I know Scott Aaronson sometimes communicates with this community. I have seen him at a meetup in Boston once. He's a world class researcher.

Let's just call a spade a spade -- what is hard is finding good people willing to do the intellectual work you want them to do for the meager price you are willing to pay. What you are doing is equivalent to folks advertising 15 dollar an hour programming jobs on college campuses and then wondering, after they find somebody, why the resulting code is terrible.

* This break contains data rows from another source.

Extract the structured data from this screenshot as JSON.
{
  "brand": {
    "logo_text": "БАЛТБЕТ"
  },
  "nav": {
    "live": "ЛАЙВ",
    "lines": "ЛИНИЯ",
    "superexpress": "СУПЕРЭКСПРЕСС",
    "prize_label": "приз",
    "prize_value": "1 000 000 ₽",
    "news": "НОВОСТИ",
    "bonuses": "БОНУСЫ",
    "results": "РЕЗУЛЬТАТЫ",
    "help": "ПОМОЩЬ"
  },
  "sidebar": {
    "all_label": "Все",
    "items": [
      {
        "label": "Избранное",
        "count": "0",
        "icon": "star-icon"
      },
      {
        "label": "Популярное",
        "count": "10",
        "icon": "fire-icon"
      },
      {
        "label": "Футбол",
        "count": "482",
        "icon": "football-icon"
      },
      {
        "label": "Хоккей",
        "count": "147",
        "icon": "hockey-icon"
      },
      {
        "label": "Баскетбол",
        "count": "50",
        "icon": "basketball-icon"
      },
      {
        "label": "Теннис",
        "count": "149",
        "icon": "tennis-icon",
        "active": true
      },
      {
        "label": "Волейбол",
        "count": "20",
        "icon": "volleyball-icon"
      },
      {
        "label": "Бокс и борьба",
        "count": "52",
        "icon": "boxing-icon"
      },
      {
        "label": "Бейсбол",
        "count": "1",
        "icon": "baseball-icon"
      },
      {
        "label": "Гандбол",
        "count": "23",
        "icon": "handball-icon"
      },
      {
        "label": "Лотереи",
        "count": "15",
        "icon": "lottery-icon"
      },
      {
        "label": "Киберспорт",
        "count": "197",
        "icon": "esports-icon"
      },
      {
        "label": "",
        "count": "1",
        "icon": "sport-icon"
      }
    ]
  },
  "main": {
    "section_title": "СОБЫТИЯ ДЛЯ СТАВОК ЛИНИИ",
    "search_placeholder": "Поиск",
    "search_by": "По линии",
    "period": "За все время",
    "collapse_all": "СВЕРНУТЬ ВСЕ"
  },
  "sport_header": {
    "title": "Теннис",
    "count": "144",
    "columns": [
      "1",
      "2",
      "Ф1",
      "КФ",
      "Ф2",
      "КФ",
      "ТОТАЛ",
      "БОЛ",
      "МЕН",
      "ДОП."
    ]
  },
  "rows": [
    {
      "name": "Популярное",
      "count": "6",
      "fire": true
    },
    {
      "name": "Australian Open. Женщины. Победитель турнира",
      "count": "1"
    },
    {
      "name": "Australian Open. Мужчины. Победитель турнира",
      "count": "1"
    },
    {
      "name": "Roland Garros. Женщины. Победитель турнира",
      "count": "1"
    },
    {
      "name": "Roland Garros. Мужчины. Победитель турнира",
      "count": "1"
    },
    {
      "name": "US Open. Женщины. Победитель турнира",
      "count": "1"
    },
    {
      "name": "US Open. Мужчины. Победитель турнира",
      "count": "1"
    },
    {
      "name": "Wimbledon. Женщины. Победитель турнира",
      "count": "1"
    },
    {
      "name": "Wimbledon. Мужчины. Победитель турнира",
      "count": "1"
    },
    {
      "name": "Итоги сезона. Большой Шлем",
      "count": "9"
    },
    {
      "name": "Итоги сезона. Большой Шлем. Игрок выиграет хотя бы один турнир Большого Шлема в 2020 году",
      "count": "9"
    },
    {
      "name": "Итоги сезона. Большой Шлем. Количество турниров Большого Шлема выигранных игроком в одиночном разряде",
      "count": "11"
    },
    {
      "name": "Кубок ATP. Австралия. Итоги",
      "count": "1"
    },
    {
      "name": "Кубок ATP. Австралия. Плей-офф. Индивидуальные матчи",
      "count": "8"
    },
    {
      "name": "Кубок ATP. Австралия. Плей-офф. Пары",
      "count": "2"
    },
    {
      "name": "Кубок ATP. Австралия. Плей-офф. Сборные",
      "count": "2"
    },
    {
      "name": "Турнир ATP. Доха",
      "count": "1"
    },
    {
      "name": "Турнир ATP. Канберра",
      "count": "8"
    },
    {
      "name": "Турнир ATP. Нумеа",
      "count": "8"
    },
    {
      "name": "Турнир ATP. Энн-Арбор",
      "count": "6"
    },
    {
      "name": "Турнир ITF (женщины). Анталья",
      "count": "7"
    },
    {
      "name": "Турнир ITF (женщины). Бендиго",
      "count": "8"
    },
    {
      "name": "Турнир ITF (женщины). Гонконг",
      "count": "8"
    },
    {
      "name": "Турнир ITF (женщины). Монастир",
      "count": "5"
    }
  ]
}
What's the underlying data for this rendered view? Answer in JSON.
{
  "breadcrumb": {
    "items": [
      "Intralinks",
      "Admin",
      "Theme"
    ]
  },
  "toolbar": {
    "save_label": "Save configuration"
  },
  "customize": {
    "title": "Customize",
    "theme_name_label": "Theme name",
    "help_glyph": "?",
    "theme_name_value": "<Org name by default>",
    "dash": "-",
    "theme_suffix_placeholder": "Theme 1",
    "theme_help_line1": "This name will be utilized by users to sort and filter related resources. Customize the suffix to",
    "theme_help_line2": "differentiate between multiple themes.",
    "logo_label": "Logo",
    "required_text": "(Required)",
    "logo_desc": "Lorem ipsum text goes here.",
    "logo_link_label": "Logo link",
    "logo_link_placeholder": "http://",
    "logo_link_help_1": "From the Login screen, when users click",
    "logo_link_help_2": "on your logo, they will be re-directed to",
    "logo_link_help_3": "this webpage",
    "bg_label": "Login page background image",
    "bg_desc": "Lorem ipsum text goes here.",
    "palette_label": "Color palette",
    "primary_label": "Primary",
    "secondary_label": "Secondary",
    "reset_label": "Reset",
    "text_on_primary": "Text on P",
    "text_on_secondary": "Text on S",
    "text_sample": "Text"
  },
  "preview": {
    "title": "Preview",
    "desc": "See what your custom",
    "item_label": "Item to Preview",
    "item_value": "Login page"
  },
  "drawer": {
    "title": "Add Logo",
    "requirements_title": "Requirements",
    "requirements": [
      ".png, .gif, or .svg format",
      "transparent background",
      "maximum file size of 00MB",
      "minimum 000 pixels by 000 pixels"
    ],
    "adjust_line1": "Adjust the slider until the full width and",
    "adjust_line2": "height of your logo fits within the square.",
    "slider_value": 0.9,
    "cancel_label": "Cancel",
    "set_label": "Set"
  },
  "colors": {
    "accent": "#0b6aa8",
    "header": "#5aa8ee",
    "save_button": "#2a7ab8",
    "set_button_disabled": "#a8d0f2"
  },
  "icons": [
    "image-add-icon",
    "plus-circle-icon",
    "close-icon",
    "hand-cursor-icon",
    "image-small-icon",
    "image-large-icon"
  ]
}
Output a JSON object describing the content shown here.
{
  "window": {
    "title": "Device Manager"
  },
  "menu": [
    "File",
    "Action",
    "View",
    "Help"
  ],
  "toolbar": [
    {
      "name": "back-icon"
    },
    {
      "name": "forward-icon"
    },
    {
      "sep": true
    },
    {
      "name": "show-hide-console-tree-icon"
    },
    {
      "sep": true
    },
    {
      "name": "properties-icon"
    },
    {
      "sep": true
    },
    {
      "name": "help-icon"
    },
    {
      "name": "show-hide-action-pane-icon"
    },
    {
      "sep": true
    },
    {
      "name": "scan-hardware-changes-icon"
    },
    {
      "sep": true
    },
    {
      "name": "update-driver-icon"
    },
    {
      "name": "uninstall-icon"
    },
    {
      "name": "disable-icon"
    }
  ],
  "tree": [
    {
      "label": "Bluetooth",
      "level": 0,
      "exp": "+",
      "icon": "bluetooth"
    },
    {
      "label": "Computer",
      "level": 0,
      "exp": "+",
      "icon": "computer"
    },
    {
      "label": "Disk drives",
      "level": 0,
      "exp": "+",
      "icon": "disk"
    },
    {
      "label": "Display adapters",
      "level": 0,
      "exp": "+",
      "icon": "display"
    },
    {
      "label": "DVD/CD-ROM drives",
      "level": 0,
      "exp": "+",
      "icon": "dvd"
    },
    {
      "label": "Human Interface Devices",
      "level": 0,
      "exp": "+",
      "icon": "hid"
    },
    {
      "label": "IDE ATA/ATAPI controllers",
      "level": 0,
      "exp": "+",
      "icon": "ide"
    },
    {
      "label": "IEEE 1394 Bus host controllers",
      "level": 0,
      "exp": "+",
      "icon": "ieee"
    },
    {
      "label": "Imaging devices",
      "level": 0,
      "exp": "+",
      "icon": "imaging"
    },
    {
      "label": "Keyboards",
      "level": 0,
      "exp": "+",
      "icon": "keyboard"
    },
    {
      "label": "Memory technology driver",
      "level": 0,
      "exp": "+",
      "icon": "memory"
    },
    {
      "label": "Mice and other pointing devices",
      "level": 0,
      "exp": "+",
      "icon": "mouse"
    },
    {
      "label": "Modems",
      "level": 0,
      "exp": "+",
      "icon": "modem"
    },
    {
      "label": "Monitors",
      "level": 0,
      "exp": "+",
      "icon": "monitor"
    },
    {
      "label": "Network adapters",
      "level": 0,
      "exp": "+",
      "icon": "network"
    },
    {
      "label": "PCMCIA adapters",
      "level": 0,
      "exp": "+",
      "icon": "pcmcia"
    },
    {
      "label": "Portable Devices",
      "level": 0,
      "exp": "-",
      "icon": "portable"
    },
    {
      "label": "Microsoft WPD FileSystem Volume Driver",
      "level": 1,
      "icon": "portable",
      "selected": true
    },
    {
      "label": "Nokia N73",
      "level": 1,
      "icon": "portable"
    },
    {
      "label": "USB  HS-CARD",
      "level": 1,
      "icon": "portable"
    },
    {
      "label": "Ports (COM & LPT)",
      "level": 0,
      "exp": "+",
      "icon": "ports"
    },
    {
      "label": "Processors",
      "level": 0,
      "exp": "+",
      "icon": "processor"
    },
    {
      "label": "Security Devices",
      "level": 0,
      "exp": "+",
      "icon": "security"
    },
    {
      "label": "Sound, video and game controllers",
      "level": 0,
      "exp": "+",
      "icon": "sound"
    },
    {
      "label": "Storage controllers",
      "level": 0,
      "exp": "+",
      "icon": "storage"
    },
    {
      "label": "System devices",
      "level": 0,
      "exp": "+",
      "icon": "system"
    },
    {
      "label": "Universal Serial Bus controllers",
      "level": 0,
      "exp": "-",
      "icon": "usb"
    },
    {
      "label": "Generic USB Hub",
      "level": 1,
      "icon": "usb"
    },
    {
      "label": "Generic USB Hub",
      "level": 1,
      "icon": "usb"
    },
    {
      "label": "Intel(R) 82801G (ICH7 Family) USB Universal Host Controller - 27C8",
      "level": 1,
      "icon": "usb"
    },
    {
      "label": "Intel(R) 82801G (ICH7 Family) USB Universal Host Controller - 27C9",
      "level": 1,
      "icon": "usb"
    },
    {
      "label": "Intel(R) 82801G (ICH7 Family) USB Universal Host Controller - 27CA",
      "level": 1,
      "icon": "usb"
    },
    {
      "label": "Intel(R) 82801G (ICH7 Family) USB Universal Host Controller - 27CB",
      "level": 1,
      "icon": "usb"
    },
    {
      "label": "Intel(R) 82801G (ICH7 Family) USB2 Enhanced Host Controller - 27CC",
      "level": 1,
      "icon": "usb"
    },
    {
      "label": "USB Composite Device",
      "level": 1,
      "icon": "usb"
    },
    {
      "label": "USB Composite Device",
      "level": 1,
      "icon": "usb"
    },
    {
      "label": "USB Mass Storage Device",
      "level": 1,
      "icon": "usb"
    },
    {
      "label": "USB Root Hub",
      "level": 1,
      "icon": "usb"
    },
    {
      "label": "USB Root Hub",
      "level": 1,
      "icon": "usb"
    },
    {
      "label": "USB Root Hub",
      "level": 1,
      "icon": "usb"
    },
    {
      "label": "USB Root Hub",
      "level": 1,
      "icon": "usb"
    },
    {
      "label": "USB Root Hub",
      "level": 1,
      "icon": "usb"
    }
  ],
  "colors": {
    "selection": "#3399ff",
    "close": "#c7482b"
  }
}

We conduct the first natural field experiment to explore the relationship between the "meaningfulness" of a task and worker effort. We employed about 2,500 workers from Amazon's Mechanical Turk (MTurk), an online labor market, to label medical images. Although given an identical task, we experimentally manipulated how the task was framed. Subjects in the meaningful treatment were told that they were labeling tumor cells in order to assist medical researchers, subjects in the zero-context condition (the control group) were not told the purpose of the task, and, in stark contrast, subjects in the shredded treatment were not given context and were additionally told that their work would be discarded. We found that when a task was framed more meaningfully, workers were more likely to participate. We also found that the meaningful treatment increased the quantity of output (with an insignificant change in quality) while the shredded treatment decreased the quality of output (with no change in quantity). We believe these results will generalize to other short-term labor markets. Our study also discusses MTurk as an exciting platform for running natural field experiments in economics.

I intended to complete the assignment, but then my (very young) cat died (very unexpectedly). I was depressed all the way through the deadline and was suffering from massive akrasia. Since then, I have filled the spare time I would have used for SIAI research with other projects (including a start-up). Oh well.